The government has set in motion the process of rewriting income tax laws to bring them in sync with the contemporary Indian economy.
On Tuesday, the government constituted a 10-member committee to overhaul the provisions of the Income-Tax Act (I-T Act), 1961 with the aim of reducing litigation arising from ambiguous drafting of laws.
The deadline for the committee has been staggered, with the first batch of recommendations due on 31 January 2016, so that they can be incorporated in the Finance bill to be presented along with the Union budget for 2016-17.
“We have, over the last few months, been resolving a lot of past issues and now time has come to look at some provisions of the I-T Act to look at how their drafting quality can be improved in order to avoid ambiguity so that everybody is certain as to what the Act itself says,” finance minister Arun Jaitley told reporters.
The move is likely to provide relief to both domestic and foreign investors who have been vocal about the lack of clarity in Indian tax laws and the subsequent prolonged litigation caused by it. Around Rs.4-5 trillion is estimated to be locked up in litigation at various courts and appellate authorities.

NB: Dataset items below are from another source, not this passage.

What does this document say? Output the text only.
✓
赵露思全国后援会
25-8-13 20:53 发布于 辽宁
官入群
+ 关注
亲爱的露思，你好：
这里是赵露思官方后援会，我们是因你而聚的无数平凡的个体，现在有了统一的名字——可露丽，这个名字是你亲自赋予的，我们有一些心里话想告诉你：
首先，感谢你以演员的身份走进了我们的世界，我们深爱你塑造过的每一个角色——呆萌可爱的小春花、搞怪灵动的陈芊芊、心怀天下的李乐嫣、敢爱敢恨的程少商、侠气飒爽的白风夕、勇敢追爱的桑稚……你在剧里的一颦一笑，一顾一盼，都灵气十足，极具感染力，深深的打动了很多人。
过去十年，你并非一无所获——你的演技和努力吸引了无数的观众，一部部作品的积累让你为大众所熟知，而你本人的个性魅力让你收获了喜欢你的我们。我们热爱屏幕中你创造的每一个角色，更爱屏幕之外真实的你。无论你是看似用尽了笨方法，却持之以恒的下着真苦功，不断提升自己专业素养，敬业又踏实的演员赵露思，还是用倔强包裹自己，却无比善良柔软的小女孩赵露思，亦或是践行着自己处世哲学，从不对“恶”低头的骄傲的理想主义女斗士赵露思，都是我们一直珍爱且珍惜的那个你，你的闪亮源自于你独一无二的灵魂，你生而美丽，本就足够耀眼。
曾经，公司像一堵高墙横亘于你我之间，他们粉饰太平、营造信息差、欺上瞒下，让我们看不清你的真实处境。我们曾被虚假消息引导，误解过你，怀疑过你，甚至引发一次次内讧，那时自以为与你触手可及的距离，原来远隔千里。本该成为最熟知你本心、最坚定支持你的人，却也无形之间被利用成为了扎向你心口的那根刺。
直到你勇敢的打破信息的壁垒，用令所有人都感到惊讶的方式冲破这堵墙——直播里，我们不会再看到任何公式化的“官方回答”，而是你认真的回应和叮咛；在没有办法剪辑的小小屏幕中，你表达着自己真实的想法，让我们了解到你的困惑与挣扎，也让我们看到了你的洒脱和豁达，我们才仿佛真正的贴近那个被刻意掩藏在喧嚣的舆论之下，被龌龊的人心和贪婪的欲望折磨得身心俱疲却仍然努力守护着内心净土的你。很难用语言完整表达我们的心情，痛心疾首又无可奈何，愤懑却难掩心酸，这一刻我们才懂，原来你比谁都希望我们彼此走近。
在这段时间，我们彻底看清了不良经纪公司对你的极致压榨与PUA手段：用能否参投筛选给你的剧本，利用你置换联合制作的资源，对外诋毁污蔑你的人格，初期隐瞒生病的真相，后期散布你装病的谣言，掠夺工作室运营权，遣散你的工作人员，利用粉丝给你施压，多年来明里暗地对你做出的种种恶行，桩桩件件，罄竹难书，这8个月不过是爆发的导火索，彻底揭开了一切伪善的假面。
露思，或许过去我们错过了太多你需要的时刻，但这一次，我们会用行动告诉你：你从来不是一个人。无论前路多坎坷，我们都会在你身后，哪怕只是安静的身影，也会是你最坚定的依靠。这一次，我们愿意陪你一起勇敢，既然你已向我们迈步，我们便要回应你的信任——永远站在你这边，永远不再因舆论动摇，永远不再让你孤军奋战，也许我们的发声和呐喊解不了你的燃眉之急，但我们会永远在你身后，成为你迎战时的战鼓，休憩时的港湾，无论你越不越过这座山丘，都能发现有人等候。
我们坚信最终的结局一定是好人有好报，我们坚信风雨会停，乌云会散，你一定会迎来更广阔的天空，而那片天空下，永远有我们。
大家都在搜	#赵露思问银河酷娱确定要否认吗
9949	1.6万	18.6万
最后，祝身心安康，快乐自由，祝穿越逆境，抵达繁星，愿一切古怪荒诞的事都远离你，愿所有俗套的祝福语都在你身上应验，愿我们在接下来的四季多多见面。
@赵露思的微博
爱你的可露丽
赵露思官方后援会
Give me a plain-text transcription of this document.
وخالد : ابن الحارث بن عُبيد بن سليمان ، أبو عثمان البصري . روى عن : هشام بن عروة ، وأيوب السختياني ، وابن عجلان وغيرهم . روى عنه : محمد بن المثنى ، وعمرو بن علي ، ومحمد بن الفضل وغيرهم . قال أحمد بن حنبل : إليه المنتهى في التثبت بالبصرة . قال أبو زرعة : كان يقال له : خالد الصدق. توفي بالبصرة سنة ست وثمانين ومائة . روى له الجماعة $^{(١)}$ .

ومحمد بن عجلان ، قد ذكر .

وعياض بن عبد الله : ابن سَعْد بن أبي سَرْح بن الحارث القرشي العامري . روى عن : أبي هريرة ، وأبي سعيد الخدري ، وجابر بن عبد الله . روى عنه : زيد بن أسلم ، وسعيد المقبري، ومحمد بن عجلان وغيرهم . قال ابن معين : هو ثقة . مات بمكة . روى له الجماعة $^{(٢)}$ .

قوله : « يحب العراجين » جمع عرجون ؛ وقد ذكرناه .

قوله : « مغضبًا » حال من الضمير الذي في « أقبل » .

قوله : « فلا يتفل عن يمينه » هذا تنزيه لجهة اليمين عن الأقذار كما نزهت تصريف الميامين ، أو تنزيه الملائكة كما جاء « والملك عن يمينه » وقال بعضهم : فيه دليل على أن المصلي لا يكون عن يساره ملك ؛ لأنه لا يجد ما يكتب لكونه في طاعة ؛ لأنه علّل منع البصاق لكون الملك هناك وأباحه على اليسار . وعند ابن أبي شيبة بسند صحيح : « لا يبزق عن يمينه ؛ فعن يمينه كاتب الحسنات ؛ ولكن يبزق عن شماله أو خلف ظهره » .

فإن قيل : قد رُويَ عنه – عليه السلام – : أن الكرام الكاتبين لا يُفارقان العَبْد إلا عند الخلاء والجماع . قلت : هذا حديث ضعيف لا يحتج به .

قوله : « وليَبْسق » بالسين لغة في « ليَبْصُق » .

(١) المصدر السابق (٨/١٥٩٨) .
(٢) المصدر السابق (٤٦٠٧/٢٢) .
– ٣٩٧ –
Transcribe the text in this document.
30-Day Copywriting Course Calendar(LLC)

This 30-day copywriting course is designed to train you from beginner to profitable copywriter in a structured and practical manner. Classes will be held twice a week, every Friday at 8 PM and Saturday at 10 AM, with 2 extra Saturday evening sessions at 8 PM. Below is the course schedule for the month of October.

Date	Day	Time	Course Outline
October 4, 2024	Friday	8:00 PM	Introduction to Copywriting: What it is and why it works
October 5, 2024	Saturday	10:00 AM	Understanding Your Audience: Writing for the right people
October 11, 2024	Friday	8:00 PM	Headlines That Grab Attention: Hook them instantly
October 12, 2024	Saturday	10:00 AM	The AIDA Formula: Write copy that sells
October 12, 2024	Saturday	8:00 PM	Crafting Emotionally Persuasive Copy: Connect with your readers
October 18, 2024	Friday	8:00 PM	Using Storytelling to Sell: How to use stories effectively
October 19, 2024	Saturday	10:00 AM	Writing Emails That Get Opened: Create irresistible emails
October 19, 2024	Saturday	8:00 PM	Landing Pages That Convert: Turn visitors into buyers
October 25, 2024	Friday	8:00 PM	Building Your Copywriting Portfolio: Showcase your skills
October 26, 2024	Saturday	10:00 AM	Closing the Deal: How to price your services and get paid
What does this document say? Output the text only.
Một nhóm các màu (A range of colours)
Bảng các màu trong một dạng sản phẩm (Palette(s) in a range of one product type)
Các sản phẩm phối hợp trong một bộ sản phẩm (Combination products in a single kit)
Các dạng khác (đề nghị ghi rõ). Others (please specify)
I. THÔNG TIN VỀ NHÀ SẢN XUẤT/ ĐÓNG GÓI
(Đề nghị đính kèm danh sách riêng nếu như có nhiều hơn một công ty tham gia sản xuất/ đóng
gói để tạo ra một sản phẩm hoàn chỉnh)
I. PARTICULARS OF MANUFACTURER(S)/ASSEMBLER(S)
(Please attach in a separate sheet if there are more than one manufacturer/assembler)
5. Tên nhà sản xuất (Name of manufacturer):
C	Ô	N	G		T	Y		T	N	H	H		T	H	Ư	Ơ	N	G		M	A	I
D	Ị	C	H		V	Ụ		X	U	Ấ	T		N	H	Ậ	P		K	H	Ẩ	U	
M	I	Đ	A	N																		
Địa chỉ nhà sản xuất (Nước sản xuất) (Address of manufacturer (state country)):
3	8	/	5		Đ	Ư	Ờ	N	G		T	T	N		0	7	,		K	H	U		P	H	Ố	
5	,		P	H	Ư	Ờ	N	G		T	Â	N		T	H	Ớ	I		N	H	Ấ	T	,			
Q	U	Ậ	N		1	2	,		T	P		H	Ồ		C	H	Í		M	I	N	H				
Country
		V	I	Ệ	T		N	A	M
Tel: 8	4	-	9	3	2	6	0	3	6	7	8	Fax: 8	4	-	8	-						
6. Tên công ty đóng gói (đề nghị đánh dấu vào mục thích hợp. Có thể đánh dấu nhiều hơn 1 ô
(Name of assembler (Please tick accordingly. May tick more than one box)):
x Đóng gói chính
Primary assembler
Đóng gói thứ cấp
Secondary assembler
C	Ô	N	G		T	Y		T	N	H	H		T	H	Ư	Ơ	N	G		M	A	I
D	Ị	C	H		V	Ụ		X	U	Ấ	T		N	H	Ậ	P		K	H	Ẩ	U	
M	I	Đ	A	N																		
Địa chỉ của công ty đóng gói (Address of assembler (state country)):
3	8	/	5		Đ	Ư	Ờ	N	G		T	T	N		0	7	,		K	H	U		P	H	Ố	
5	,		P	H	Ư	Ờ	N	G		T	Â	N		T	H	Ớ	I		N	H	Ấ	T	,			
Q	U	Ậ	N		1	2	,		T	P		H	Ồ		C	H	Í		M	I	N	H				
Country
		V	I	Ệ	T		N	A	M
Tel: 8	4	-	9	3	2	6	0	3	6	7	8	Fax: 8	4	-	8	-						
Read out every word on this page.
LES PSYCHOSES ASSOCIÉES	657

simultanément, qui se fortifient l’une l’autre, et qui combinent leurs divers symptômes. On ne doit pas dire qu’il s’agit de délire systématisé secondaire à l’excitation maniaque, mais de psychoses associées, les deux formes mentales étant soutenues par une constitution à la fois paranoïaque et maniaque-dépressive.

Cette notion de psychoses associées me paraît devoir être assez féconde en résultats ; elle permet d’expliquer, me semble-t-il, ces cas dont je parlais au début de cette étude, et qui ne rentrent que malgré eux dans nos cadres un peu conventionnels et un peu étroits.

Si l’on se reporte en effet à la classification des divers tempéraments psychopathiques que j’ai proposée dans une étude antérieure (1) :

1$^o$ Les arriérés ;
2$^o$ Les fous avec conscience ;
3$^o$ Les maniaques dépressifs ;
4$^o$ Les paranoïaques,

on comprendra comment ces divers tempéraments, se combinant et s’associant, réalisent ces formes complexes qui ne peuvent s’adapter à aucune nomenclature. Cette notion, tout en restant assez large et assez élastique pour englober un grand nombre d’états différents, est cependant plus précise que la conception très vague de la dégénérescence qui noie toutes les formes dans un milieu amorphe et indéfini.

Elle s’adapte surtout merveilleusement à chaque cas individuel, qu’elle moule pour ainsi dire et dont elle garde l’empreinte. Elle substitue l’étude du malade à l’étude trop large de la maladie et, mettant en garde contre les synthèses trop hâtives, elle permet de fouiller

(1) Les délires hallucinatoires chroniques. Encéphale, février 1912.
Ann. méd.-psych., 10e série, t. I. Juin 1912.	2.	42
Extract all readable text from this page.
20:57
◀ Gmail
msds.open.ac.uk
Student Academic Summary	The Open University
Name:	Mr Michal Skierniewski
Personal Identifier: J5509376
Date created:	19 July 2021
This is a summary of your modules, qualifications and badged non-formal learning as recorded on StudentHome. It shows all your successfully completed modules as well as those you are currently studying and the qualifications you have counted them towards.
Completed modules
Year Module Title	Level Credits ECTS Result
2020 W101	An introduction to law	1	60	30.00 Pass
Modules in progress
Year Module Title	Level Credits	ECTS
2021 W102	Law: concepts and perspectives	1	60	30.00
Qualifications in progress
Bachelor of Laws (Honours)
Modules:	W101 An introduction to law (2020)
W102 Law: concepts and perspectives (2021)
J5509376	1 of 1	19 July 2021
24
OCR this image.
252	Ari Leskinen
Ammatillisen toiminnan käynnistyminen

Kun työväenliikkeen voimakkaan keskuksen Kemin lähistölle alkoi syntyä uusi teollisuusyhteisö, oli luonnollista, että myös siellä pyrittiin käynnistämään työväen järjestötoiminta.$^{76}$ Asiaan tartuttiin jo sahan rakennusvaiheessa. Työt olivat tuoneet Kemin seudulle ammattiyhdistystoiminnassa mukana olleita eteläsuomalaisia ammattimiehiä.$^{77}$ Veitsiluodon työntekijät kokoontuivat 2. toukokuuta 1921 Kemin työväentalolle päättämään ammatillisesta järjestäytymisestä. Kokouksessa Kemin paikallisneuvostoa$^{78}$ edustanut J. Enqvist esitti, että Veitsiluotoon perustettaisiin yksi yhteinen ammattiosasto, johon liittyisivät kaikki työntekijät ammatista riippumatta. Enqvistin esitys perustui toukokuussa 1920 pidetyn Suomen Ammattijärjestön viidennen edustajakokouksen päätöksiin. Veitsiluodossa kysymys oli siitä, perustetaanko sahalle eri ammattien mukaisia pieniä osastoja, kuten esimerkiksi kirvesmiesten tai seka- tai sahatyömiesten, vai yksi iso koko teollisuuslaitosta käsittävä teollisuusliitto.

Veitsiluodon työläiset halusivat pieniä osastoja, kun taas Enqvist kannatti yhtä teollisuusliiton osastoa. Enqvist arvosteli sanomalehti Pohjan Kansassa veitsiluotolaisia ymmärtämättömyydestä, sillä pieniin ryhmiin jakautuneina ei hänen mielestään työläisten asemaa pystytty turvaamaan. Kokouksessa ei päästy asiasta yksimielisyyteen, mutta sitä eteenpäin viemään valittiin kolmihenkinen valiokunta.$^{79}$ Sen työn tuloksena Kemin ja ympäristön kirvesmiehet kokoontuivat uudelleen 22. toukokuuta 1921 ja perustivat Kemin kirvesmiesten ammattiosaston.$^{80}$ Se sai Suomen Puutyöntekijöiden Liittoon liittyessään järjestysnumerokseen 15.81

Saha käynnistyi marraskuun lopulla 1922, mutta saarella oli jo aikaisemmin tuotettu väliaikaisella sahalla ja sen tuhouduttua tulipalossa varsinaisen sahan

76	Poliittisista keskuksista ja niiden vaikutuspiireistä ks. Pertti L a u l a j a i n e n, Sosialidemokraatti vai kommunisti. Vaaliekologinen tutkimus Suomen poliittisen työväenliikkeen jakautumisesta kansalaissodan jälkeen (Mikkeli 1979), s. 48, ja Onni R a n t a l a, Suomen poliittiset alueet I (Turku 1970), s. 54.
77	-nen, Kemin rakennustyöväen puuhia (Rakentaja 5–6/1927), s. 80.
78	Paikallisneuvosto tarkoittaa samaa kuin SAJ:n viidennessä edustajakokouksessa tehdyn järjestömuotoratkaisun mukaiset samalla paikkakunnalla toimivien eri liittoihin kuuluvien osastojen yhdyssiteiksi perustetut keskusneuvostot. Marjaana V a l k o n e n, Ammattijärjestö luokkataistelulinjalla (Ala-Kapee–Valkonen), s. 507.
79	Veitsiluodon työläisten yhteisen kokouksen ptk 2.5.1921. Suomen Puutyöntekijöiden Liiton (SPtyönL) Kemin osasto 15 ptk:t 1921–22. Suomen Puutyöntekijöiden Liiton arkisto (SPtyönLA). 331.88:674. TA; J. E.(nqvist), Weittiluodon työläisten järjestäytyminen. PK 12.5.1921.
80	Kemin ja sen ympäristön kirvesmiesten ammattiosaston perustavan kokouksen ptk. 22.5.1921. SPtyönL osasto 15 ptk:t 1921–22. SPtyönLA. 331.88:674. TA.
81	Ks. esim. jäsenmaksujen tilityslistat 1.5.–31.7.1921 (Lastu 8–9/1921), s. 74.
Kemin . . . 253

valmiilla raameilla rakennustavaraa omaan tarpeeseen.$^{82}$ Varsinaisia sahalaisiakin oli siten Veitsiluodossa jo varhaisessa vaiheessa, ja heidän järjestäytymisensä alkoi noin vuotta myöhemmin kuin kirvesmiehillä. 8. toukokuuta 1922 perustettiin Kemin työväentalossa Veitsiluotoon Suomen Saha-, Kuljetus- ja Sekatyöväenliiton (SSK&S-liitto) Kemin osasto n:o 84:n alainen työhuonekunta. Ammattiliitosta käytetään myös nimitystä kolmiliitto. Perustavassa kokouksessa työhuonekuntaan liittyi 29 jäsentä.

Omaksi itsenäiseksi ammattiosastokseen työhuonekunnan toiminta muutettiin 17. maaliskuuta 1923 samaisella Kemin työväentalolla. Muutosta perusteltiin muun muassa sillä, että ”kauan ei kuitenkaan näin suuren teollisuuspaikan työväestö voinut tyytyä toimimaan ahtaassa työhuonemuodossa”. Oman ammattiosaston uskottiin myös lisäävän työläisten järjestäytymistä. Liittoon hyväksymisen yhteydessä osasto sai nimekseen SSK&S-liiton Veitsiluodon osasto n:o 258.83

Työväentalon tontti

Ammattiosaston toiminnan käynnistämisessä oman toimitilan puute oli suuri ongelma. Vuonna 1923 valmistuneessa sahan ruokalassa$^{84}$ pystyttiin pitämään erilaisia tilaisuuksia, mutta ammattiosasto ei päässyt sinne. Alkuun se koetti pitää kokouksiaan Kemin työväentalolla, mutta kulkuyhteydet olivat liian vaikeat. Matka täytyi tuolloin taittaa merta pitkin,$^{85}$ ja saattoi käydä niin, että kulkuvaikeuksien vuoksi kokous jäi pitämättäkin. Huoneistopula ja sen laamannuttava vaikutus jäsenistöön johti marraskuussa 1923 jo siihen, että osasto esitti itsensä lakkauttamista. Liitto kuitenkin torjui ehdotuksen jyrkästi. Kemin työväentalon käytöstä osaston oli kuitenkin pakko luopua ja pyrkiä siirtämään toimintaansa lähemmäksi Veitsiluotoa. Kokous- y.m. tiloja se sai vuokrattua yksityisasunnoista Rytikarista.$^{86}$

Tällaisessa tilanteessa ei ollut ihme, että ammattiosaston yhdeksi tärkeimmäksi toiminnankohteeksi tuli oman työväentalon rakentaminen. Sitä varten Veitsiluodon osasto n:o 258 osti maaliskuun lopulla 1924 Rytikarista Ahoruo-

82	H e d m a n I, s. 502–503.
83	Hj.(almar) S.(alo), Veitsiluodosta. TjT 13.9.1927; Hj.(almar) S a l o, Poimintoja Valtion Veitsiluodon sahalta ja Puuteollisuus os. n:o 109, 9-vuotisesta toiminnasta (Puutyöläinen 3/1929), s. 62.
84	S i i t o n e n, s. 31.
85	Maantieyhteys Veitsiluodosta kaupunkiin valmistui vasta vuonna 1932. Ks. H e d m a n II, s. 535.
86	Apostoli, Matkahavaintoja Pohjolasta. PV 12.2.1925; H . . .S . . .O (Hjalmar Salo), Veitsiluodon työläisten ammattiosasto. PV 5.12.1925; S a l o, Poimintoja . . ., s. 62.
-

The move also comes in the backdrop of the rapid rise of e-commerce in India and the consequent need to put in place tax regulations to govern online marketplaces.
This can be seen as the government’s second attempt to overhaul the I-T Act of 1961. The previous government’s proposal to introduce a direct taxes code bill to replace the Act was shelved by the National Democratic Alliance (NDA).
Jaitley has on several occasions signalled the need for an overhaul of the tax regime, especially with the intent of making Indian corporate entities more competitive. In fact, in his budget speech this year, the minister committed the government to gradually reducing corporate tax rates, currently at 30%, to 25%, and at the same time phasing out tax exemptions.
The committee, which has been constituted under retired Delhi high court judge and former president of the income tax appellate tribunal R.V. Easwar, has members from both the government and the private sector.
The committee has been asked to suggest modifications to the I-T Act to bring in predictability and certainty in tax laws without substantially impacting either the tax base or revenue receipts.
Other terms of reference of the committee include identifying provisions in the Act triggering litigations arising from different interpretations and provisions impeding the ease of business. The committee has also been asked to look at provisions that need simplification in the light of existing jurisprudence.
“Any step that is taken to address the menace of tax disputes is welcome. A need has been felt for many years to revisit the provisions of the income-tax Act that help in improving the ease of doing business and reduce litigations,” said Mukesh Butani, chairman, BMR Advisors.
The finance ministry is hoping that the committee, which has a tenure of one year, will submit its first set of recommendations in the next few months so that the government can incorporate the changes in the finance bill next year.
“We are hoping the committee can submit as many recommendations as possible in its first batch of suggestions by 31 January so that they can be incorporated in next year’s budget,” said Hasmukh Adhia, revenue secretary in the ministry of finance. “There are members from the private sector as well and they will know which sections lead to the most litigations and need to be addressed at the earliest.”
Other members of the committee are former law secretary V.K. Bhasin; Rajiv Memani, chairman-India region, EY; advocate Ravi Gupta; Ajay Bahl, founder and senior partner at AZB, a law firm; investment adviser Pradip P. Shah, who is the chairman, IndAsia Fund Advisors Pvt. Ltd; two officers of the Indian Revenue Service—Arvind Modi, considered the architect of the direct taxes code, and Vinay Kumar Singh; Vinod Jain, a chartered accountant; and Mukesh Patel, an advocate handling tax matters.
The committee has been given the option of working in sub-groups but has been asked to put its draft recommendations in the public domain for stakeholder feedback.
“The statement indicates that though the basic structure of the current income-tax Act will be retained, the government will review provisions that are leading to litigation or impacting its intention of improving the ease of doing business in India. Cross-border taxation, including transfer pricing, is one of the areas that sees too much litigation. The recent MAT (minimum alternate tax) controversy is another example,” said Sudhir Kapadia, partner and national tax leader at EY.
“However, there are already various committees that have looked into this or are looking into this. This committee should leverage the work already done by them,” he added.
He was referring to the battle between the government and foreign portfolio investors (FPIs) over the applicability of MAT on such investors. Eventually, after the recommendation of a panel led by former judge A.P. Shah, the government decided to amend the income-tax laws to exempt FPIs from MAT, which is levied on profit-making entities that don’t pay corporate income tax because of exemptions and incentives.